Delegator Security

As the cryptocurrency sector has grown, it's unfortunately become a target for malicious actors, including hackers, scammers, and fraudulent operators. As such, there are some risks associated with holding crypto. However, these risks can be mitigated with some understanding of the kinds of tactics that malicious actors use, and how you can protect yourself against them.

Social Engineering

Delegating is an easy way for any DHP holder to participate in securing the dHealth network and earn rewards through staking. Unlike becoming a Validator, there are low technical barriers to entry for Delegators. Delegators play an important role in safeguarding the network, by choosing Validators who behave in the best interests of the network. Delegators who stake tokens to the best-performing Validators will be best rewarded. Conversely, if a Delegator backs a Validator who misbehaves, the Validator gets slashed and the Delegator loses a share of their stake.

In the context of cybersecurity, social engineering attacks are ones that exploit our human vulnerabilities to launch an attack. Anywhere you have an inbox or can be contacted socially is a potential platform for attackers to attempt to launch social engineering attacks. The most common type of social engineering attack is phishing. Typically, the attacker will contact potential victims posing as a legitimate third party, and ask questions designed to gain access to passwords, private keys, or other information that would allow them to steal funds.

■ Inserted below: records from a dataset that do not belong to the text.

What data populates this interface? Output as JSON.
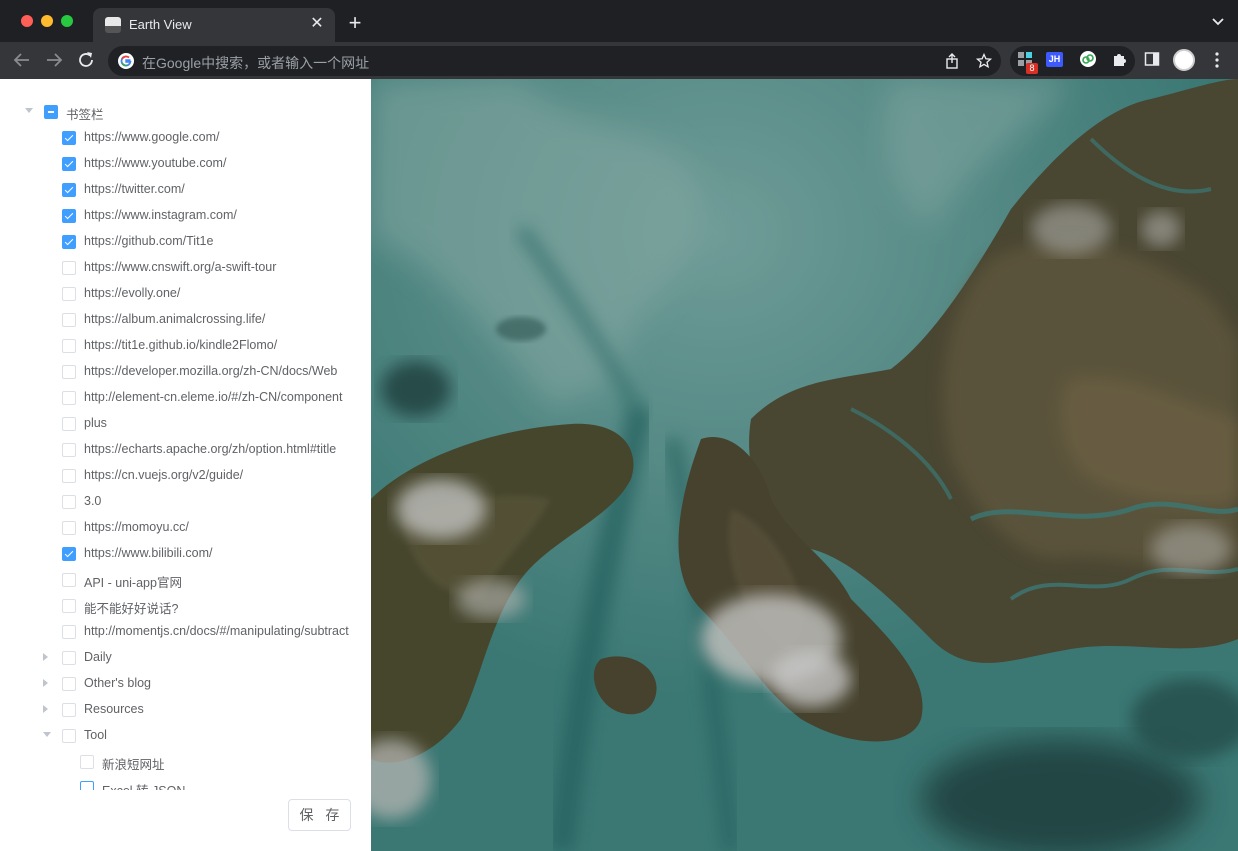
{
  "browser": {
    "tab_title": "Earth View",
    "tab_close": "✕",
    "new_tab": "+",
    "omnibox_placeholder": "在Google中搜索，或者输入一个网址",
    "extension_badge": "8",
    "jh_label": "JH"
  },
  "tree": {
    "root": {
      "label": "书签栏",
      "state": "indeterminate",
      "expanded": true
    },
    "bookmarks": [
      {
        "label": "https://www.google.com/",
        "checked": true
      },
      {
        "label": "https://www.youtube.com/",
        "checked": true
      },
      {
        "label": "https://twitter.com/",
        "checked": true
      },
      {
        "label": "https://www.instagram.com/",
        "checked": true
      },
      {
        "label": "https://github.com/Tit1e",
        "checked": true
      },
      {
        "label": "https://www.cnswift.org/a-swift-tour",
        "checked": false
      },
      {
        "label": "https://evolly.one/",
        "checked": false
      },
      {
        "label": "https://album.animalcrossing.life/",
        "checked": false
      },
      {
        "label": "https://tit1e.github.io/kindle2Flomo/",
        "checked": false
      },
      {
        "label": "https://developer.mozilla.org/zh-CN/docs/Web",
        "checked": false
      },
      {
        "label": "http://element-cn.eleme.io/#/zh-CN/component",
        "checked": false
      },
      {
        "label": "plus",
        "checked": false
      },
      {
        "label": "https://echarts.apache.org/zh/option.html#title",
        "checked": false
      },
      {
        "label": "https://cn.vuejs.org/v2/guide/",
        "checked": false
      },
      {
        "label": "3.0",
        "checked": false
      },
      {
        "label": "https://momoyu.cc/",
        "checked": false
      },
      {
        "label": "https://www.bilibili.com/",
        "checked": true
      },
      {
        "label": "API - uni-app官网",
        "checked": false
      },
      {
        "label": "能不能好好说话?",
        "checked": false
      },
      {
        "label": "http://momentjs.cn/docs/#/manipulating/subtract",
        "checked": false
      }
    ],
    "folders": [
      {
        "label": "Daily",
        "expanded": false
      },
      {
        "label": "Other's blog",
        "expanded": false
      },
      {
        "label": "Resources",
        "expanded": false
      },
      {
        "label": "Tool",
        "expanded": true
      }
    ],
    "tool_children": [
      {
        "label": "新浪短网址",
        "checked": false
      },
      {
        "label": "Excel 转 JSON",
        "checked": false
      }
    ]
  },
  "save_button": "保 存",
  "colors": {
    "accent": "#409eff",
    "panel_bg": "#ffffff",
    "chrome_dark": "#1f2023",
    "toolbar": "#35363a"
  }
}
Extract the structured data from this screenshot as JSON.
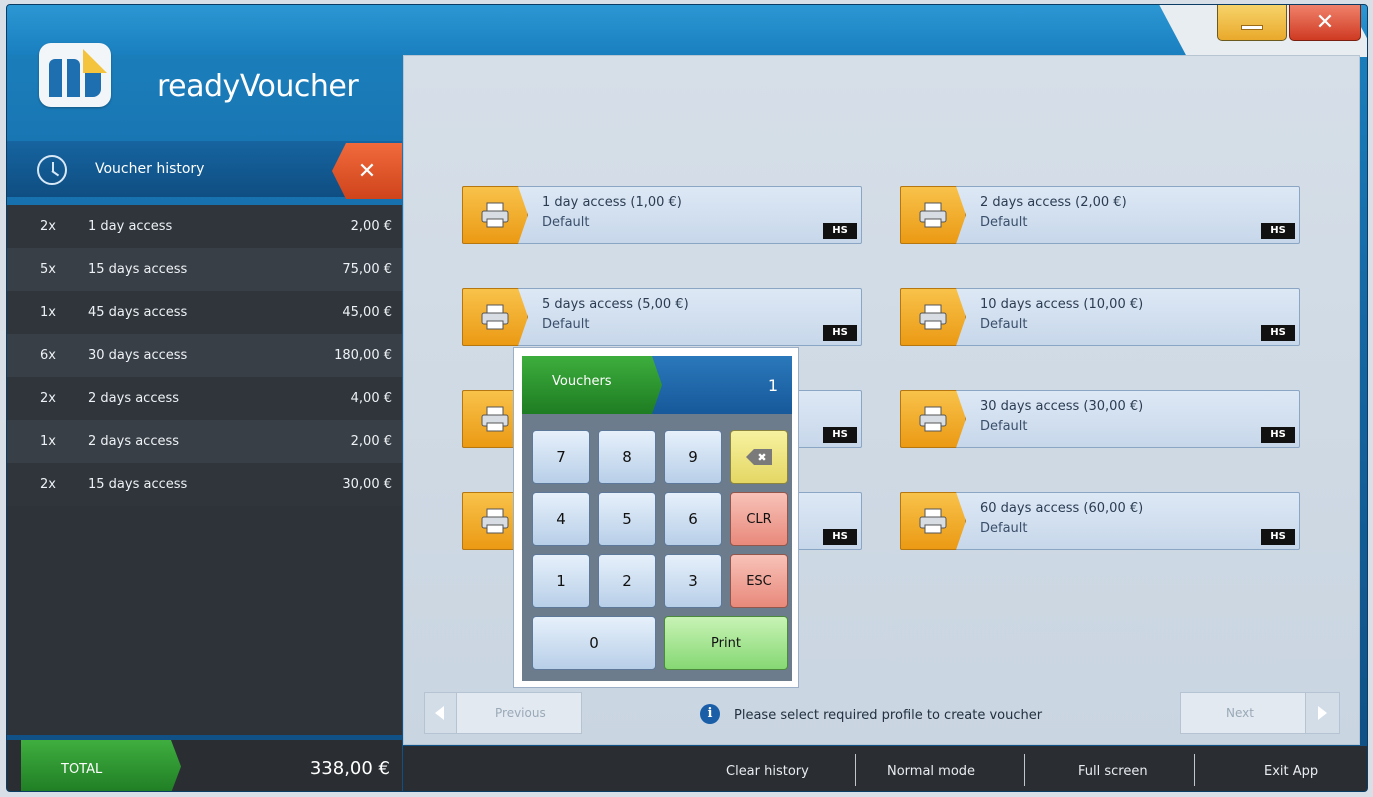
{
  "app": {
    "name": "readyVoucher"
  },
  "history": {
    "title": "Voucher history",
    "clear_icon": "close-icon",
    "rows": [
      {
        "qty": "2x",
        "name": "1 day access",
        "price": "2,00 €"
      },
      {
        "qty": "5x",
        "name": "15 days access",
        "price": "75,00 €"
      },
      {
        "qty": "1x",
        "name": "45 days access",
        "price": "45,00 €"
      },
      {
        "qty": "6x",
        "name": "30 days access",
        "price": "180,00 €"
      },
      {
        "qty": "2x",
        "name": "2 days access",
        "price": "4,00 €"
      },
      {
        "qty": "1x",
        "name": "2 days access",
        "price": "2,00 €"
      },
      {
        "qty": "2x",
        "name": "15 days access",
        "price": "30,00 €"
      }
    ]
  },
  "total": {
    "label": "TOTAL",
    "value": "338,00 €"
  },
  "profiles": [
    {
      "title": "1 day access (1,00 €)",
      "subtitle": "Default",
      "badge": "HS"
    },
    {
      "title": "2 days access (2,00 €)",
      "subtitle": "Default",
      "badge": "HS"
    },
    {
      "title": "5 days access (5,00 €)",
      "subtitle": "Default",
      "badge": "HS"
    },
    {
      "title": "10 days access (10,00 €)",
      "subtitle": "Default",
      "badge": "HS"
    },
    {
      "title": "",
      "subtitle": "",
      "badge": "HS"
    },
    {
      "title": "30 days access (30,00 €)",
      "subtitle": "Default",
      "badge": "HS"
    },
    {
      "title": "",
      "subtitle": "",
      "badge": "HS"
    },
    {
      "title": "60 days access (60,00 €)",
      "subtitle": "Default",
      "badge": "HS"
    }
  ],
  "keypad": {
    "label": "Vouchers",
    "count": "1",
    "keys": {
      "k7": "7",
      "k8": "8",
      "k9": "9",
      "k4": "4",
      "k5": "5",
      "k6": "6",
      "k1": "1",
      "k2": "2",
      "k3": "3",
      "k0": "0",
      "clr": "CLR",
      "esc": "ESC",
      "print": "Print",
      "backspace_glyph": "✖"
    }
  },
  "nav": {
    "previous": "Previous",
    "next": "Next",
    "info": "Please select required profile to create voucher"
  },
  "bottom": {
    "clear_history": "Clear history",
    "normal_mode": "Normal mode",
    "full_screen": "Full screen",
    "exit_app": "Exit App"
  },
  "window": {
    "close_glyph": "✕"
  },
  "colors": {
    "accent_blue": "#1a7fbf",
    "orange": "#eb9a14",
    "green": "#2a9a2f",
    "close_red": "#d0441b"
  }
}
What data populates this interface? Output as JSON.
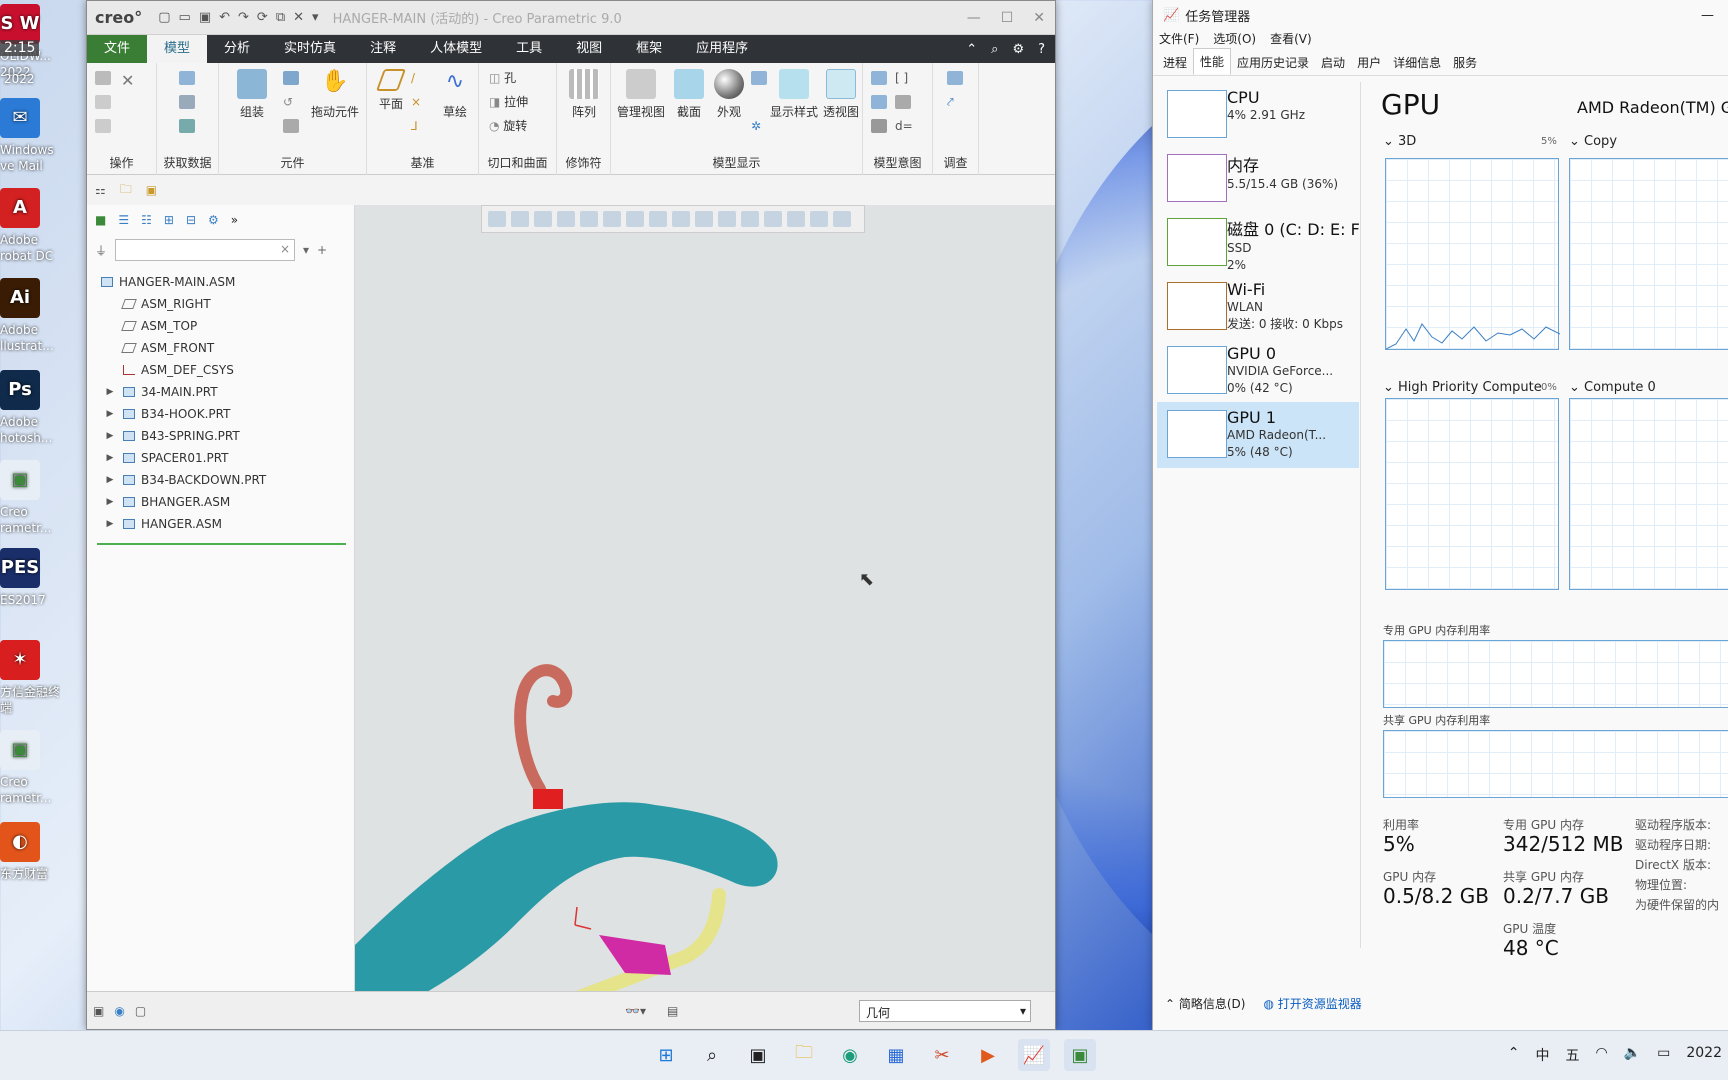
{
  "desktop": {
    "icons": [
      {
        "id": "solidworks",
        "label": "OLIDW...",
        "sub": "2022",
        "badge": "S W",
        "color": "#c8102e"
      },
      {
        "id": "mail",
        "label": "Windows",
        "sub": "ve Mail",
        "badge": "✉",
        "color": "#2a7ad6"
      },
      {
        "id": "acrobat",
        "label": "Adobe",
        "sub": "robat DC",
        "badge": "A",
        "color": "#d32020"
      },
      {
        "id": "illustrator",
        "label": "Adobe",
        "sub": "llustrat...",
        "badge": "Ai",
        "color": "#3a1c05"
      },
      {
        "id": "photoshop",
        "label": "Adobe",
        "sub": "hotosh...",
        "badge": "Ps",
        "color": "#0f2a4a"
      },
      {
        "id": "creo1",
        "label": "Creo",
        "sub": "rametr...",
        "badge": "▣",
        "color": "#e8eef5"
      },
      {
        "id": "pes",
        "label": "ES2017",
        "sub": "",
        "badge": "PES",
        "color": "#1a2f6a"
      },
      {
        "id": "finance",
        "label": "方信金融终",
        "sub": "端",
        "badge": "✶",
        "color": "#d81e1e"
      },
      {
        "id": "creo2",
        "label": "Creo",
        "sub": "rametr...",
        "badge": "▣",
        "color": "#e8eef5"
      },
      {
        "id": "eastmoney",
        "label": "东方财富",
        "sub": "",
        "badge": "◐",
        "color": "#e2541a"
      }
    ],
    "overlay_time": "2:15",
    "overlay_year": "2022"
  },
  "creo": {
    "title": "HANGER-MAIN (活动的) - Creo Parametric 9.0",
    "logo": "creo°",
    "tabs": [
      "文件",
      "模型",
      "分析",
      "实时仿真",
      "注释",
      "人体模型",
      "工具",
      "视图",
      "框架",
      "应用程序"
    ],
    "active_tab": "模型",
    "ribbon_buttons": {
      "assemble": "组装",
      "drag": "拖动元件",
      "plane": "平面",
      "sketch": "草绘",
      "hole": "孔",
      "extrude": "拉伸",
      "revolve": "旋转",
      "pattern": "阵列",
      "manage_views": "管理视图",
      "section": "截面",
      "appearance": "外观",
      "display_style": "显示样式",
      "perspective": "透视图"
    },
    "groups": [
      "操作",
      "获取数据",
      "元件",
      "基准",
      "切口和曲面",
      "修饰符",
      "模型显示",
      "模型意图",
      "调查"
    ],
    "model_tree": [
      {
        "name": "HANGER-MAIN.ASM",
        "type": "asm",
        "level": 0,
        "expand": false
      },
      {
        "name": "ASM_RIGHT",
        "type": "plane",
        "level": 1,
        "expand": false
      },
      {
        "name": "ASM_TOP",
        "type": "plane",
        "level": 1,
        "expand": false
      },
      {
        "name": "ASM_FRONT",
        "type": "plane",
        "level": 1,
        "expand": false
      },
      {
        "name": "ASM_DEF_CSYS",
        "type": "csys",
        "level": 1,
        "expand": false
      },
      {
        "name": "34-MAIN.PRT",
        "type": "prt",
        "level": 1,
        "expand": true
      },
      {
        "name": "B34-HOOK.PRT",
        "type": "prt",
        "level": 1,
        "expand": true
      },
      {
        "name": "B43-SPRING.PRT",
        "type": "prt",
        "level": 1,
        "expand": true
      },
      {
        "name": "SPACER01.PRT",
        "type": "prt",
        "level": 1,
        "expand": true
      },
      {
        "name": "B34-BACKDOWN.PRT",
        "type": "prt",
        "level": 1,
        "expand": true
      },
      {
        "name": "BHANGER.ASM",
        "type": "asm",
        "level": 1,
        "expand": true
      },
      {
        "name": "HANGER.ASM",
        "type": "asm",
        "level": 1,
        "expand": true
      }
    ],
    "status_filter": "几何",
    "colors": {
      "hook": "#c86a5e",
      "collar": "#e02020",
      "body": "#2a9aa6",
      "bar": "#e5e48a",
      "clip": "#d02ba4"
    }
  },
  "taskmgr": {
    "title": "任务管理器",
    "menu": [
      "文件(F)",
      "选项(O)",
      "查看(V)"
    ],
    "tabs": [
      "进程",
      "性能",
      "应用历史记录",
      "启动",
      "用户",
      "详细信息",
      "服务"
    ],
    "active_tab": "性能",
    "side": [
      {
        "name": "CPU",
        "l1": "4% 2.91 GHz",
        "l2": ""
      },
      {
        "name": "内存",
        "l1": "5.5/15.4 GB (36%)",
        "l2": ""
      },
      {
        "name": "磁盘 0 (C: D: E: F:",
        "l1": "SSD",
        "l2": "2%"
      },
      {
        "name": "Wi-Fi",
        "l1": "WLAN",
        "l2": "发送: 0 接收: 0 Kbps"
      },
      {
        "name": "GPU 0",
        "l1": "NVIDIA GeForce...",
        "l2": "0% (42 °C)"
      },
      {
        "name": "GPU 1",
        "l1": "AMD Radeon(T...",
        "l2": "5% (48 °C)"
      }
    ],
    "gpu_title": "GPU",
    "gpu_model": "AMD Radeon(TM) G",
    "engines": [
      {
        "name": "3D",
        "pct": "5%"
      },
      {
        "name": "Copy",
        "pct": ""
      },
      {
        "name": "High Priority Compute",
        "pct": "0%"
      },
      {
        "name": "Compute 0",
        "pct": ""
      }
    ],
    "mem_dedicated_label": "专用 GPU 内存利用率",
    "mem_shared_label": "共享 GPU 内存利用率",
    "stats": {
      "util_l": "利用率",
      "util_v": "5%",
      "ded_l": "专用 GPU 内存",
      "ded_v": "342/512 MB",
      "gmem_l": "GPU 内存",
      "gmem_v": "0.5/8.2 GB",
      "shared_l": "共享 GPU 内存",
      "shared_v": "0.2/7.7 GB",
      "temp_l": "GPU 温度",
      "temp_v": "48 °C",
      "driver_ver": "驱动程序版本:",
      "driver_date": "驱动程序日期:",
      "directx": "DirectX 版本:",
      "location": "物理位置:",
      "reserved": "为硬件保留的内"
    },
    "footer_brief": "简略信息(D)",
    "footer_monitor": "打开资源监视器"
  },
  "taskbar": {
    "tray": [
      "中",
      "五"
    ],
    "clock": "2022"
  }
}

There are literally thousands of ways that attackers attempt phishing attacks, but often they play to our base instincts – by telling someone they've won something, or telling them they're about to lose something.

Here are a few basic measures that can help keep you safe:

  • Never open attachments from people you don't know and never open links in emails from sources you don't trust. Attachments can install spyware or other kinds of malware on your computers. Links can take you to compromised sites that may attempt to steal sensitive information from your computer.
  • Make sure you always install updates to apps, browsers, and your device operating systems when they're available. They often include important security updates designed to protect against attacks.
  • Never buy DHP from untrusted sources and always do your due diligence before buying DHP from any seller or venue.
  • If you ever receive an offer that sounds too good to be true, it usually is. Remember that no reputable agent will ever ask you to disclose your private keys or passwords.

Key Management

You will need a suitable storage solution for your DHP tokens, along with a means of backup. The safest way to store private keys is offline, either using a crypto wallet, or on paper or a device that never connects to the internet. Ideally, you should keep multiple copies. Some crypto users also invest in a way to protect against disasters such as fire.

Never, ever share your mnemonic/private keys with anyone. You don't need to share your mnemonic/private keys to delegate your DHP to a Validator on dHealth.